BLOOMFIELD TOWNSHIP, Mich., May 8 (UPI) -- A suburban Detroit man said he finally got a check from the U.S. government reimbursing him for $300 that went missing during an airport pat-down.

Omer Petti of Bloomfield Township, with the help of his son, Bill Petti, wrote a letter more than a year ago and sent it to the president, Michigan senators and congressmen, officials at the Department of Homeland Security, Delta Airlines and the Transportation Security Administration, requesting the money lost during TSA pat-downs at the San Diego International Airport, the Detroit News reported Wednesday.

Petti and Madge Woodward, 86, his partner since 2006, were subjected to what they felt were invasive pat-downs when their artificial limbs and medications set off metal detectors.
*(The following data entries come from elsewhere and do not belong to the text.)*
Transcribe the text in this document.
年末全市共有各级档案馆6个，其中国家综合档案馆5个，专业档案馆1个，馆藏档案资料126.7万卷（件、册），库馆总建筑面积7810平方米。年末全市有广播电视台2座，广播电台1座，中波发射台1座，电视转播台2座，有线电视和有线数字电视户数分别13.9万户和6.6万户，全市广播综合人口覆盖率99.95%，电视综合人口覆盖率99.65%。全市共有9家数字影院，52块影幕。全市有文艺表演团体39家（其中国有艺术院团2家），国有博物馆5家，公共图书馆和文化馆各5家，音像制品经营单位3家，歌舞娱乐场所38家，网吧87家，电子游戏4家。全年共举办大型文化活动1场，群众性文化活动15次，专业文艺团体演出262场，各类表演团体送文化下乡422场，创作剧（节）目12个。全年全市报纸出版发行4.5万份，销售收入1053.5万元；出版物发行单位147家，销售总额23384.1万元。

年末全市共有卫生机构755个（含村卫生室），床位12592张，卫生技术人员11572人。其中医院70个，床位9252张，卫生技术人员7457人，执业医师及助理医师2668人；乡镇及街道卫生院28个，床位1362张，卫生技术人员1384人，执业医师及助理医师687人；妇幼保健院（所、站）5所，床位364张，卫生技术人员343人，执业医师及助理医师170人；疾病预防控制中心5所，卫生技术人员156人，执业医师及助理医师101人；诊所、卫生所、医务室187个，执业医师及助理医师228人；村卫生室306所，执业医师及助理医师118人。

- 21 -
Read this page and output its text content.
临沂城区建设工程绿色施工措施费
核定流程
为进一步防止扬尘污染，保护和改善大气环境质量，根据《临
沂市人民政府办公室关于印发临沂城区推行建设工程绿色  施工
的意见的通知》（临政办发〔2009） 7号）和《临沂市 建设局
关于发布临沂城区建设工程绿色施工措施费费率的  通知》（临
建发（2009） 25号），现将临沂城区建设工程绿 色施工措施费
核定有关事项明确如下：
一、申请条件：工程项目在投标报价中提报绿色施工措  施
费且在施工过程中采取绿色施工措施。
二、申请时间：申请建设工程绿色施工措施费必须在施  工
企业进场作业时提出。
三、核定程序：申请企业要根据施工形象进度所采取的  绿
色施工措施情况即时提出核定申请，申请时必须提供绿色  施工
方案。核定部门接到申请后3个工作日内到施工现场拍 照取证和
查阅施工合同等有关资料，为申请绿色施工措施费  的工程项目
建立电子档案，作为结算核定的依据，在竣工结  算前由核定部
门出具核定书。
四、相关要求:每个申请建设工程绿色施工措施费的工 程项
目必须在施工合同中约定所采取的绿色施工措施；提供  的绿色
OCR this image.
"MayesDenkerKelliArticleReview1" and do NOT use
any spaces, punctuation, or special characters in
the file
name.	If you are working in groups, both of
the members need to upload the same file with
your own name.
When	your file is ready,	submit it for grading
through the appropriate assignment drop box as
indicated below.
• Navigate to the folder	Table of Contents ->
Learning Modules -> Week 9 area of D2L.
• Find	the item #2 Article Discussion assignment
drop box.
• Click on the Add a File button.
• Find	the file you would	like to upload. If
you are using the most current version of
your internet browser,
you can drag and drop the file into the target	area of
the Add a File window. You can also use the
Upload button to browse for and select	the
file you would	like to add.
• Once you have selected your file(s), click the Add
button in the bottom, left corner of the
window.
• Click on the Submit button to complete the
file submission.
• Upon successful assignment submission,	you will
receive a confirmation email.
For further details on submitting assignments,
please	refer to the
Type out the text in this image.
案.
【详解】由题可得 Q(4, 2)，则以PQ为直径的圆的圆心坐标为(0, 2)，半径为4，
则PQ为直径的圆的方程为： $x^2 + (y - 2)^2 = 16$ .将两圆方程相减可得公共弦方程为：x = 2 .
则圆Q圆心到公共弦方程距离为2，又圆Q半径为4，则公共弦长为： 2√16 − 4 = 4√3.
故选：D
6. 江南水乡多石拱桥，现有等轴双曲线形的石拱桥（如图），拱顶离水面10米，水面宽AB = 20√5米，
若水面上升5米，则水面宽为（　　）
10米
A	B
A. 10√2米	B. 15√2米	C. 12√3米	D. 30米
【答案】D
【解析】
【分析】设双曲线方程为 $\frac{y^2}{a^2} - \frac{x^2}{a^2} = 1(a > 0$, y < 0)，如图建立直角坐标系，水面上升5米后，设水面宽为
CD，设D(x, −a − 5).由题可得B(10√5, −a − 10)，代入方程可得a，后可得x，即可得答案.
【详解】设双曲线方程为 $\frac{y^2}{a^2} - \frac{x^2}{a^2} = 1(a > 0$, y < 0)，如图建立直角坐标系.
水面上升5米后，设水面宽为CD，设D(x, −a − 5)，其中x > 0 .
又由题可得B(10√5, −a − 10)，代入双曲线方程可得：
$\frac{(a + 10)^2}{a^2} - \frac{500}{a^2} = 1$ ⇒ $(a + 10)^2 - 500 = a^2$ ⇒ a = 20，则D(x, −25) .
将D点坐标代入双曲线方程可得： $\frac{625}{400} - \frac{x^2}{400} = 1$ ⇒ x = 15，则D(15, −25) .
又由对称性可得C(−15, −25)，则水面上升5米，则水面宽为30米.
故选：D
During the airport inspection, Petti was asked to place the $300 in cash in a bin along with his other belongings, the News reported.

"Are you sure you want me to put my bills in there?" Petti said he made a point of asking the TSA officials.

When the two seniors were released and told to get their belongings, the $300 was missing. Petti said authorities told him the video was too blurry to be able to tell what happened to the money.

"You can bet if my father [who is a WWII retired Air Force major] was a terrorist, those tapes would not be blurry!" Bill Petti charged.

Bill Petti pursued his father's claim through the federal government's bureaucracy because it was the right thing to do, the News reported.

"It was never so much about getting the money back. That was incidental. But I do feel good about the fact that what they did to us got a lot of attention. They needed to be held accountable," Omer Petti said.